- President Focuses on Job Training, Economic Growth in State of the Union
- House Subcommittee Holds Hearing on College Access for Low-Income Students
- House Judiciary Subcommittee Looks at Fair Use; ACE, Higher Ed Groups Submit Statement
President Obama gave his fifth State of the Union address Tuesday night, and we were pleased to hear him continue his well-established focus on the transformative nature of education and its ability to improve the nation’s economy and people’s lives. Although he called for few new initiatives, he did flesh out proposals for several job training programs and emphasized the need to continue working to improve access to higher education.
On job training, the president announced that the White House will launch six new hubs for high-tech manufacturing similar to those recently started in Raleigh, NC, and Youngstown, Ohio, where businesses are connected to research universities.
He also has asked Vice President Joe Biden to lead a reform effort for the country’s job training programs, which will likely have a strong community college component. The vice president and his wife Jill Biden, who teaches at Northern Virginia Community College, appeared at Monroe Community College in New York Wednesday to speak about workforce development.
The president made brief mention in the speech of two of his administration’s ongoing efforts—improving college access for low-income students and “shaking up our system of higher education to give parents more information, and colleges more incentives to offer better value, so that no middle-class kid is priced out of a college education.” But he did not discuss either effort in detail.

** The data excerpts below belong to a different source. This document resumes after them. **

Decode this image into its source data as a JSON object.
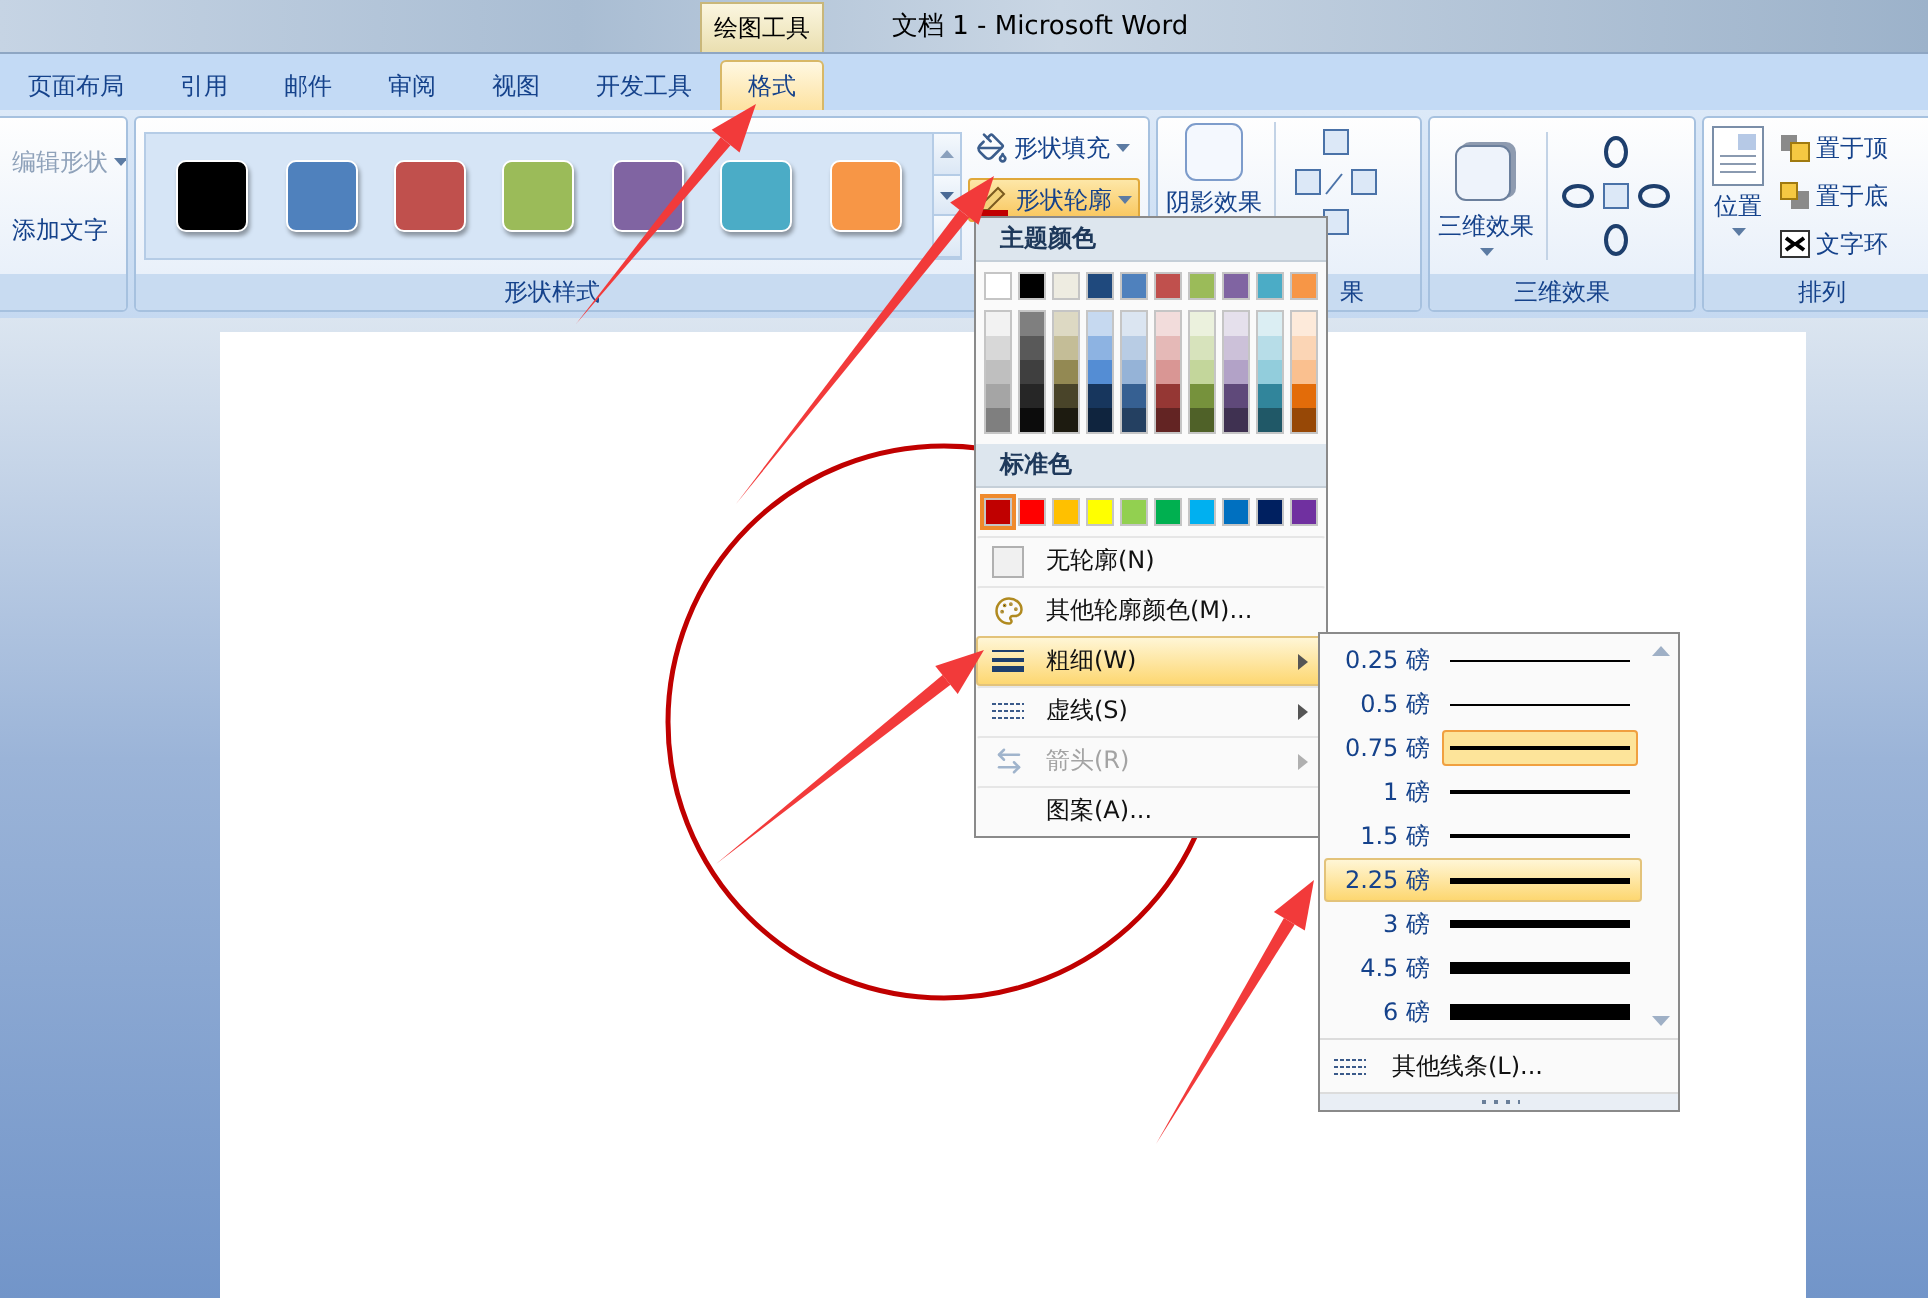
{
  "title_bar": {
    "context_tab": "绘图工具",
    "title": "文档 1 - Microsoft Word"
  },
  "tabs": [
    {
      "label": "页面布局",
      "selected": false
    },
    {
      "label": "引用",
      "selected": false
    },
    {
      "label": "邮件",
      "selected": false
    },
    {
      "label": "审阅",
      "selected": false
    },
    {
      "label": "视图",
      "selected": false
    },
    {
      "label": "开发工具",
      "selected": false
    },
    {
      "label": "格式",
      "selected": true
    }
  ],
  "ribbon": {
    "edit_group": {
      "buttons": [
        {
          "label": "编辑形状",
          "disabled": true
        },
        {
          "label": "添加文字",
          "disabled": false
        }
      ]
    },
    "shape_styles": {
      "label": "形状样式",
      "swatches": [
        {
          "color": "#000000"
        },
        {
          "color": "#4f81bd"
        },
        {
          "color": "#c0504d"
        },
        {
          "color": "#9bbb59"
        },
        {
          "color": "#8064a2"
        },
        {
          "color": "#4bacc6"
        },
        {
          "color": "#f79646"
        }
      ],
      "buttons": [
        {
          "label": "形状填充",
          "kind": "fill",
          "selected": false
        },
        {
          "label": "形状轮廓",
          "kind": "outline",
          "selected": true
        }
      ]
    },
    "shadow_group": {
      "label": "果",
      "button": "阴影效果"
    },
    "three_d_group": {
      "label": "三维效果",
      "button": "三维效果"
    },
    "arrange_group": {
      "label": "排列",
      "position_button": "位置",
      "buttons": [
        {
          "label": "置于顶",
          "kind": "front"
        },
        {
          "label": "置于底",
          "kind": "back"
        },
        {
          "label": "文字环",
          "kind": "wrap"
        }
      ]
    }
  },
  "outline_menu": {
    "theme_header": "主题颜色",
    "theme_colors": [
      {
        "color": "#ffffff"
      },
      {
        "color": "#000000"
      },
      {
        "color": "#eeece1"
      },
      {
        "color": "#1f497d"
      },
      {
        "color": "#4f81bd"
      },
      {
        "color": "#c0504d"
      },
      {
        "color": "#9bbb59"
      },
      {
        "color": "#8064a2"
      },
      {
        "color": "#4bacc6"
      },
      {
        "color": "#f79646"
      }
    ],
    "shade_columns": [
      {
        "shades": [
          {
            "color": "#f2f2f2"
          },
          {
            "color": "#d8d8d8"
          },
          {
            "color": "#bfbfbf"
          },
          {
            "color": "#a5a5a5"
          },
          {
            "color": "#7f7f7f"
          }
        ]
      },
      {
        "shades": [
          {
            "color": "#7f7f7f"
          },
          {
            "color": "#595959"
          },
          {
            "color": "#3f3f3f"
          },
          {
            "color": "#262626"
          },
          {
            "color": "#0c0c0c"
          }
        ]
      },
      {
        "shades": [
          {
            "color": "#ddd9c3"
          },
          {
            "color": "#c4bd97"
          },
          {
            "color": "#938953"
          },
          {
            "color": "#494429"
          },
          {
            "color": "#1d1b10"
          }
        ]
      },
      {
        "shades": [
          {
            "color": "#c6d9f0"
          },
          {
            "color": "#8db3e2"
          },
          {
            "color": "#548dd4"
          },
          {
            "color": "#17365d"
          },
          {
            "color": "#0f243e"
          }
        ]
      },
      {
        "shades": [
          {
            "color": "#dbe5f1"
          },
          {
            "color": "#b8cce4"
          },
          {
            "color": "#95b3d7"
          },
          {
            "color": "#366092"
          },
          {
            "color": "#244061"
          }
        ]
      },
      {
        "shades": [
          {
            "color": "#f2dcdb"
          },
          {
            "color": "#e5b9b7"
          },
          {
            "color": "#d99694"
          },
          {
            "color": "#953734"
          },
          {
            "color": "#632423"
          }
        ]
      },
      {
        "shades": [
          {
            "color": "#ebf1dd"
          },
          {
            "color": "#d7e3bc"
          },
          {
            "color": "#c3d69b"
          },
          {
            "color": "#76923c"
          },
          {
            "color": "#4f6128"
          }
        ]
      },
      {
        "shades": [
          {
            "color": "#e5e0ec"
          },
          {
            "color": "#ccc1d9"
          },
          {
            "color": "#b2a2c7"
          },
          {
            "color": "#5f497a"
          },
          {
            "color": "#3f3151"
          }
        ]
      },
      {
        "shades": [
          {
            "color": "#dbeef3"
          },
          {
            "color": "#b7dde8"
          },
          {
            "color": "#92cddc"
          },
          {
            "color": "#31859b"
          },
          {
            "color": "#205867"
          }
        ]
      },
      {
        "shades": [
          {
            "color": "#fdeada"
          },
          {
            "color": "#fbd5b5"
          },
          {
            "color": "#fac08f"
          },
          {
            "color": "#e36c09"
          },
          {
            "color": "#974806"
          }
        ]
      }
    ],
    "standard_header": "标准色",
    "standard_colors": [
      {
        "color": "#c00000",
        "selected": true
      },
      {
        "color": "#ff0000",
        "selected": false
      },
      {
        "color": "#ffc000",
        "selected": false
      },
      {
        "color": "#ffff00",
        "selected": false
      },
      {
        "color": "#92d050",
        "selected": false
      },
      {
        "color": "#00b050",
        "selected": false
      },
      {
        "color": "#00b0f0",
        "selected": false
      },
      {
        "color": "#0070c0",
        "selected": false
      },
      {
        "color": "#002060",
        "selected": false
      },
      {
        "color": "#7030a0",
        "selected": false
      }
    ],
    "items": [
      {
        "kind": "no-outline",
        "label": "无轮廓(N)",
        "selected": false,
        "disabled": false,
        "submenu": false
      },
      {
        "kind": "more-colors",
        "label": "其他轮廓颜色(M)...",
        "selected": false,
        "disabled": false,
        "submenu": false
      },
      {
        "kind": "weight",
        "label": "粗细(W)",
        "selected": true,
        "disabled": false,
        "submenu": true
      },
      {
        "kind": "dashes",
        "label": "虚线(S)",
        "selected": false,
        "disabled": false,
        "submenu": true
      },
      {
        "kind": "arrows",
        "label": "箭头(R)",
        "selected": false,
        "disabled": true,
        "submenu": true
      },
      {
        "kind": "pattern",
        "label": "图案(A)...",
        "selected": false,
        "disabled": false,
        "submenu": false
      }
    ]
  },
  "weight_menu": {
    "items": [
      {
        "label": "0.25 磅",
        "current": false,
        "selected": false
      },
      {
        "label": "0.5 磅",
        "current": false,
        "selected": false
      },
      {
        "label": "0.75 磅",
        "current": true,
        "selected": false
      },
      {
        "label": "1 磅",
        "current": false,
        "selected": false
      },
      {
        "label": "1.5 磅",
        "current": false,
        "selected": false
      },
      {
        "label": "2.25 磅",
        "current": false,
        "selected": true
      },
      {
        "label": "3 磅",
        "current": false,
        "selected": false
      },
      {
        "label": "4.5 磅",
        "current": false,
        "selected": false
      },
      {
        "label": "6 磅",
        "current": false,
        "selected": false
      }
    ],
    "footer": "其他线条(L)..."
  }
}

The traditional order of business is for the president to follow the State of the Union by releasing his budget for the upcoming fiscal year. It was announced last week that the White House will unveil a proposed FY 2015 budget on March 4.
The House Education and the Workforce Committee also discussed college access for low-income students Tuesday, with its Subcommittee on Higher Education and Workforce Training holding a hearing entitled “Keeping College Within Reach: Sharing Best Practices for Serving Low-Income and First Generation Students.”
During the hearing, members learned about institutional efforts to better serve disadvantaged students, while also exploring opportunities to strengthen related federal programs and initiatives.
Rev. Dennis Holtschneider, C.M., president of DePaul University in Chicago, explained how his institution’s TRIO Programs—Student Support Services and McNair Scholars—are improving the success of low-income students. Dr. James Anderson, chancellor of Fayetteville State University (NC), told the committee about a program his institution has implemented to use financial support services to help low-income students understand the costs of college. Also testifying were Mary Del Balzo, senior executive vice president and chief operating officer at the College of Westchester (NY), and Joss Alex Garrido, a graduate student at University of Texas-Pan American.
To watch an archived webcast, visit http://edworkforce.house.gov/calendar/eventsingle.aspx?EventID=367572.
In another hearing this week, The House Judiciary Committee’s Subcommittee on Courts, Intellectual Property, and the Internet convened a panel on the doctrine of fair use, which sets out guidelines for unlicensed use of copyrighted material. Along with five of our colleague higher education associations, we submitted a statement to the committee, which you can read here.
Prior to hearing from the witnesses, ranking member Rep. John Conyers (D-MI) asserted his belief that the fair use doctrine was working as intended—that it was striking an important balance between the public interest in access and the flow of information and the important rights of creators and artists. Chairman Bob Goodlatte (R-VA) largely echoed Conyers’ assessment of the state of fair use but noted the hearing was intended to determine whether more legislation was necessary to provide certainty to both users and creators as to what types of uses constitute fair use.
Copyright experts testifying voiced varying opinions on fair use but generally agreed that Congress doesn't need to make major legislative alterations to the doctrine.
The issues surrounding fair use are important to higher education, and we have filed amicus briefs in two cases pending in the federal Courts of Appeals supporting ACE member institutions (see Authors Guild v. HathiTrust Digital Library and Cambridge University Press v. Becker).